I got an e-mail today from a neighbor working in her yard. She just went inside for a few seconds to get a drink, and when she came back her wheelbarrow was gone. That’s the second wheelbarrow in a month that’s been stolen from my neighborhood.
Am I the only one who thinks that’s a strange item to steal? Is there a large black-market demand for wheelbarrows in this city? Are the folks attending March Madness downtown being approached near shady alleys by guys in trenchcoats who say, “Psst! Hey buddy, wanna buy a wheelbarrow?” Or, to think the best of my fellow man, could there have been two recent gardening emergencies that demandeded the immediate commandeering of a wheelbarrow?
What’s the cash value of a wheelbarrow? Maybe we should call the pawn shops and see if there’s a trend — a spike in hot wheelbarrows. We could set up a sting operation. I wonder if it’s the work of a single bandit or if stealing wheelbarrows has become a new gang-initiation ritual. There are so many possibilities….
I really don’t mean to make light of this situation. I would be ticked off if someone stole my wheelbarrow. But I still think it’s the strangest item I’ve ever heard of being stolen.
That’s nothin’. My dad lost two lawnmowers, the second bought a week or so earlier to replace the stolen one.
I mean what’s the risk? Kevin Lyons isn’t going to seriously prosecute anyone for stealing a lawnmower OR a wheelbarrow.
One day last summer my wife went by our front door only to see a man outside in our front yard.
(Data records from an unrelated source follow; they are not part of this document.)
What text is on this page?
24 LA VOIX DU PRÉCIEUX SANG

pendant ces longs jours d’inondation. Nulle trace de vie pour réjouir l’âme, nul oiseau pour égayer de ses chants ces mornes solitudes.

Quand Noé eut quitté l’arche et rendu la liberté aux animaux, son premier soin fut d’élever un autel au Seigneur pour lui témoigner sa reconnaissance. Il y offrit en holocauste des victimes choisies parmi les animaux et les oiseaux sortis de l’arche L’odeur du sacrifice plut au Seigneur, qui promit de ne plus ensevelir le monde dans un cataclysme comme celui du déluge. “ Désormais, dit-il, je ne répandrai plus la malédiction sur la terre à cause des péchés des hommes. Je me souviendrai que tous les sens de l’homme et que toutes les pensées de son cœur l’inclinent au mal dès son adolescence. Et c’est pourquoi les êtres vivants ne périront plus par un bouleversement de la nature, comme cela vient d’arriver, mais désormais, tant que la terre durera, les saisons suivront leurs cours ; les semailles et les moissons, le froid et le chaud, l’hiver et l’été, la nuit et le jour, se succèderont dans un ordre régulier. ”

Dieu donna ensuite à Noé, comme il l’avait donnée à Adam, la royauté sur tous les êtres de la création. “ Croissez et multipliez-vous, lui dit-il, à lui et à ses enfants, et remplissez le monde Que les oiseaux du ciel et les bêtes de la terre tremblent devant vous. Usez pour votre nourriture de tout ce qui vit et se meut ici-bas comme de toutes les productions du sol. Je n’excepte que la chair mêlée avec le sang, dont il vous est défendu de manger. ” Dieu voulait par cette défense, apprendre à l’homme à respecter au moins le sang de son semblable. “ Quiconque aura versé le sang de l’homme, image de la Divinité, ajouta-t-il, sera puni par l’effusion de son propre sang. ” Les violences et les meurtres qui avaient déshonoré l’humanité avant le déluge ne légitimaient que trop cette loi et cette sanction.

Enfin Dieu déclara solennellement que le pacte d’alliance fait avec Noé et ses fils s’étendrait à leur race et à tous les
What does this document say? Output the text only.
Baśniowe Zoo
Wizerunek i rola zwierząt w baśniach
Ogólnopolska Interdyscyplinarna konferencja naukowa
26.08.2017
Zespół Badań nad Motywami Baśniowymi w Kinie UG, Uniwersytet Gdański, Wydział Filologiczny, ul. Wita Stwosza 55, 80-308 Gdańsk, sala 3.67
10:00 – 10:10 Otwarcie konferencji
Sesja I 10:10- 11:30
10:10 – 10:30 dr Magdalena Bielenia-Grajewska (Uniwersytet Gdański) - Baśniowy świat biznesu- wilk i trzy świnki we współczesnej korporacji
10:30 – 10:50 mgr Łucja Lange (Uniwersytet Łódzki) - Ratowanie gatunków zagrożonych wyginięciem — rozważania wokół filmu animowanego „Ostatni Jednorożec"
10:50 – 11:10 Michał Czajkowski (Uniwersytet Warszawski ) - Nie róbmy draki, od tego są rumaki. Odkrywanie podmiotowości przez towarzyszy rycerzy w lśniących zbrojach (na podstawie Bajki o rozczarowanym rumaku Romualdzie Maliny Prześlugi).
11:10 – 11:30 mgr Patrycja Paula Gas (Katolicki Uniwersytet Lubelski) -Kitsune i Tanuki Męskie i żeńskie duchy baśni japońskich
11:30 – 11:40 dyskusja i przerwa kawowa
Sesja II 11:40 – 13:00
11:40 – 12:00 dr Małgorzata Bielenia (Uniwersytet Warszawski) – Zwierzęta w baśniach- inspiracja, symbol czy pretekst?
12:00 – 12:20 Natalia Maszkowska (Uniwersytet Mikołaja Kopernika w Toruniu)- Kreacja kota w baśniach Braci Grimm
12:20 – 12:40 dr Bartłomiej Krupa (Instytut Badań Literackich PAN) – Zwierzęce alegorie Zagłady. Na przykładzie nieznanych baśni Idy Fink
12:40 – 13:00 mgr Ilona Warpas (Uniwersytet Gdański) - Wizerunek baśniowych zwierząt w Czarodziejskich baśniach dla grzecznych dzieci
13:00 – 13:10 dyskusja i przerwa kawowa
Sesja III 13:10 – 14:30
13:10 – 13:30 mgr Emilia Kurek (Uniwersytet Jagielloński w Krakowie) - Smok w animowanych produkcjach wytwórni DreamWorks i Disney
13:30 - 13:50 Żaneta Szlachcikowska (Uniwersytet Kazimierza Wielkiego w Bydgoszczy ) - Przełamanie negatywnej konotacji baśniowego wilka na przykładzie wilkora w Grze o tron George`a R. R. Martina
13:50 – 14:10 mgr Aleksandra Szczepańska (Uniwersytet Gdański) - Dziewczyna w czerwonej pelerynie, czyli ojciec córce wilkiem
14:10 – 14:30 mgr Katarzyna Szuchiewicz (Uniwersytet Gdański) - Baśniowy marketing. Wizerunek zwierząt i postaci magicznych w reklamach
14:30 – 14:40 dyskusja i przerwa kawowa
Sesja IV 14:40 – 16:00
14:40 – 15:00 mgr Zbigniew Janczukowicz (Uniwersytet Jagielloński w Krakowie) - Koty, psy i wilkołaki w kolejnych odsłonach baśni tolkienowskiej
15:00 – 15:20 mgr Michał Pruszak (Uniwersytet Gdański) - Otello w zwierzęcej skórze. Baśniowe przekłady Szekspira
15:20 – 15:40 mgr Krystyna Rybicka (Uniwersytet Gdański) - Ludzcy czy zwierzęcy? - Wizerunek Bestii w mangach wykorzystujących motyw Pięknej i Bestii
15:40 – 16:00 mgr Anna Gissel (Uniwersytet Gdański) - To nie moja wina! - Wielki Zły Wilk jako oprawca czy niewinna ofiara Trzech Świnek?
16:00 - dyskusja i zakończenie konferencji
He had his back to her and was walking toward a lawnmower on the sidewalk. When he moved to get behind the lawnmower and walk away she noticed a big green plastic pot on top of the lawnwomer.
She recognized it immeadiately.
It was one of two pots we had put in the ground on each side of our steps with full grown hostas in them.
She could have called the police … but didn’t.
She could have gotten scared and just walked away … but wouldn’t.
No, she went outside, and with a voice I’ve heard her use on me more than once in 25 years of marriage asked him what he was doing as he turned and started down the alley alongside our house.
He told her he didn’t think anyone lived here despite the van out front and all the kids stuff on the front porch.
She told him to put the plant back and stood there watching him as she gave him directions to go get dirt that had fallen off the bottom of the pot onto the sidewalk.
That’s quite a tough little lady I’ve got.
Blame it on Jackass, but if two teenager boys come across a shopping cart or a wheelborrow, one of them is bound to get in it and let the other push him into a shurb or off a curb into traffic. The good news is the darwin effect usually takes care of these people.
Aren’t wheelbarrows used in meth mixing?
A turtle was mugged by a gang of snails. Afterwards, the police asked the turtle “Could you describe the suspects?” to which the turtle replied, “I didn’t get a good look at them – it all happened so fast…”
Several years ago I put up Christmas lights for the first time. About two weeks before Christmas, I came home and the lights were not on. The first thing I thought of was the timer. When going to check if it had somehow misfunctioned, I noticed both extension cords running to the lights were missing. Not only theives but they must hate Christmas as well. Extension cords, wheel barrows, lawnmowers…Anyone missing a weed wacker? Sounds like we have the makings of Thievery Lawn Care Service. Oh, wait, that might require WORK.